There were almost zero people in the Tiki Bar of the South Street Seaport Museum on a pleasant day in early October. I took this to be a wound in the very body of New York, because who ever heard of a nice place with nice comestibles and no one around? It seems like the people have, indeed, finally gotten out of the City and are telecommuting in from their ranches in Montana or their terraces in the South of France or from real Tiki Bars where it isn’t partly cool already.

I didn’t complain about having two afternoon drinks and no one to either judge me or be sloppy together with. I figure as long as you tip well, you can drink all you like.

The only person around was an Uber Eats driver named Winston charging up his electric bicycle at the dock. Evidently New York has gone quite electric with the bicycles, and an enterprising delivery person can rake in $300 a day. I will remember that for next time I need a job.

You can always make a living in New York, and you can always find cheap groceries and a place to stay. Don’t let them scare you. That is what I have learnt about it.

The first stop in the tourism department was the Tall Ship the Wavertree. I have reported on other tall ships before, namely the Lady Washington, a replica of a brig built in 1775. This is the real deal, however, the last of thirteen steel-hulled tall ships built for Queen Victoria herself in 1885. Imagine her face when she got the news of a hurricane at Cape Horn with 140-mile-an-hour winds that took down all three masts and had Her Majesty’s ship limping to shore, rescued by the locals, who called her “el gran Valero” and loved her. There the Wavertree served as a storage vessel and sand barge until 1968 when she was acquired by New York, towed north, and restored.

I would not like to have been the Cabinet Minister bearing that news. 

Cargo was loaded onto the Wavertree via large holes in the top. The hold was ribbed with what looks like cement between the ribs and not at all like a smooth course for a wheeled cart of any kind.

Hence the requirement of work songs to coordinate the labor.
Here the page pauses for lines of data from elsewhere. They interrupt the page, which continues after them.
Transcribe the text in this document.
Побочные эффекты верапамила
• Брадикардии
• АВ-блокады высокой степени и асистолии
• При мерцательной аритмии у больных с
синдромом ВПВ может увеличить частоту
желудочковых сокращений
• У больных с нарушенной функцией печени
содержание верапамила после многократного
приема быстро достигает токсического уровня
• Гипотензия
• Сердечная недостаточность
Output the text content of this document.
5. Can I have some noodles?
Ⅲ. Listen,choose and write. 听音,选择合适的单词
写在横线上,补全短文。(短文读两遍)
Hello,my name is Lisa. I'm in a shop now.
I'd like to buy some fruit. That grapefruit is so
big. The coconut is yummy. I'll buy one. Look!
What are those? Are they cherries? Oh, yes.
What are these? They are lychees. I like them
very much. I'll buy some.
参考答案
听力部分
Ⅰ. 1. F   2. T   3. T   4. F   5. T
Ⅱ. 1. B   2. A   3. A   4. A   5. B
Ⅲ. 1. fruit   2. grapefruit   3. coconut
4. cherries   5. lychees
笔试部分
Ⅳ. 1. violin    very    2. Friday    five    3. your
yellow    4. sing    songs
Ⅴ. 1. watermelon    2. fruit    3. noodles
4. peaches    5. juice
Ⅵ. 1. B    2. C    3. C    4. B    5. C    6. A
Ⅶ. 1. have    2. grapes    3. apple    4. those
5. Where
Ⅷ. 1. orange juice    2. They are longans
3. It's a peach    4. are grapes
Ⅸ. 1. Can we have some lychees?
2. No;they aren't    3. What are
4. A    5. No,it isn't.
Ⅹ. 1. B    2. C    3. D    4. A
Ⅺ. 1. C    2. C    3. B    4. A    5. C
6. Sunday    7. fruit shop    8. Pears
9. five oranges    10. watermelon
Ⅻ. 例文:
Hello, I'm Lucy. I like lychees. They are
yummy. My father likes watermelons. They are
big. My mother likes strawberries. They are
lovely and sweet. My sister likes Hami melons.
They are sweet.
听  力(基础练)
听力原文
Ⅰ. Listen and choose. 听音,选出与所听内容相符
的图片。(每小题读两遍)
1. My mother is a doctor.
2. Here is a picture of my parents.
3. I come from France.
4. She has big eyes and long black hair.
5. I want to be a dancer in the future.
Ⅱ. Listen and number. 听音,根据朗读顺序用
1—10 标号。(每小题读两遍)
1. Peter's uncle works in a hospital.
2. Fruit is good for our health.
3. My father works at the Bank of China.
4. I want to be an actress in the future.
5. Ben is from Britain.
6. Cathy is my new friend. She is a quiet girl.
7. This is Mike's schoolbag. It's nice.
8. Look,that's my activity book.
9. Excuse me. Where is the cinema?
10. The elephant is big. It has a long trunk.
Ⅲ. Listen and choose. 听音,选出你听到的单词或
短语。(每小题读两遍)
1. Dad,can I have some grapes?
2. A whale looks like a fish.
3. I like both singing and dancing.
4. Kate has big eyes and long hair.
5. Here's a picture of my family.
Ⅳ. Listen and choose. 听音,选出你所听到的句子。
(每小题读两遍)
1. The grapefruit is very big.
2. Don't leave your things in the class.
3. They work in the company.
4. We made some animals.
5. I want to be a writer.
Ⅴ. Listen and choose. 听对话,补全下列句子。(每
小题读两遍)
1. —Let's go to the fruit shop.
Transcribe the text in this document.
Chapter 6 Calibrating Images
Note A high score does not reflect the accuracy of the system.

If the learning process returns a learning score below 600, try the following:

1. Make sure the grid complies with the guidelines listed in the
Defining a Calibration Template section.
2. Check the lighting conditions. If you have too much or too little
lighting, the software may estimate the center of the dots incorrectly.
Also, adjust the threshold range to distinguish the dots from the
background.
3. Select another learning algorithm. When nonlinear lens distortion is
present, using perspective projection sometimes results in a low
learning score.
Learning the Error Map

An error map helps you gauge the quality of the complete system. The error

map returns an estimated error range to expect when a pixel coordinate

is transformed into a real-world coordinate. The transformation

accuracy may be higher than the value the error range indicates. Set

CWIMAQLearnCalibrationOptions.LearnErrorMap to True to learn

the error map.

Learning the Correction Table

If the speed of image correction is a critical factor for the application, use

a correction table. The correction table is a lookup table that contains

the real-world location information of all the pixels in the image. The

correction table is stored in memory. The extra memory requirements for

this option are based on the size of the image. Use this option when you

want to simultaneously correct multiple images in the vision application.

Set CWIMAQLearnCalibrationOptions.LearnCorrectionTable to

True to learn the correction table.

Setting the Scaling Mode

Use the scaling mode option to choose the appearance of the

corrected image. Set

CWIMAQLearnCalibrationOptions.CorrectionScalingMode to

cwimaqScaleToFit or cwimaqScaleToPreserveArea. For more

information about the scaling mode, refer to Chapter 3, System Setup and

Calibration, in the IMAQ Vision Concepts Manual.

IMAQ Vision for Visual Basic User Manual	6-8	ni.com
People can do a lot more in rhythmic and often musical coordination than randomly.

Those days are gone, for now, but perhaps sailing ships can make a partial comeback for the transport of goods when the scarcity of petroleum and the damage of global warming entail a shift toward greater sustainability. So recent history should be preserved, and methodologies of sea commerce studied and merged. To ask four men to carry a thousand pounds of cargo is not a welcome return to the past, but the Bernoulli principle in sail deployment used to convey a hundred thousand pounds around the globe is worth revisiting.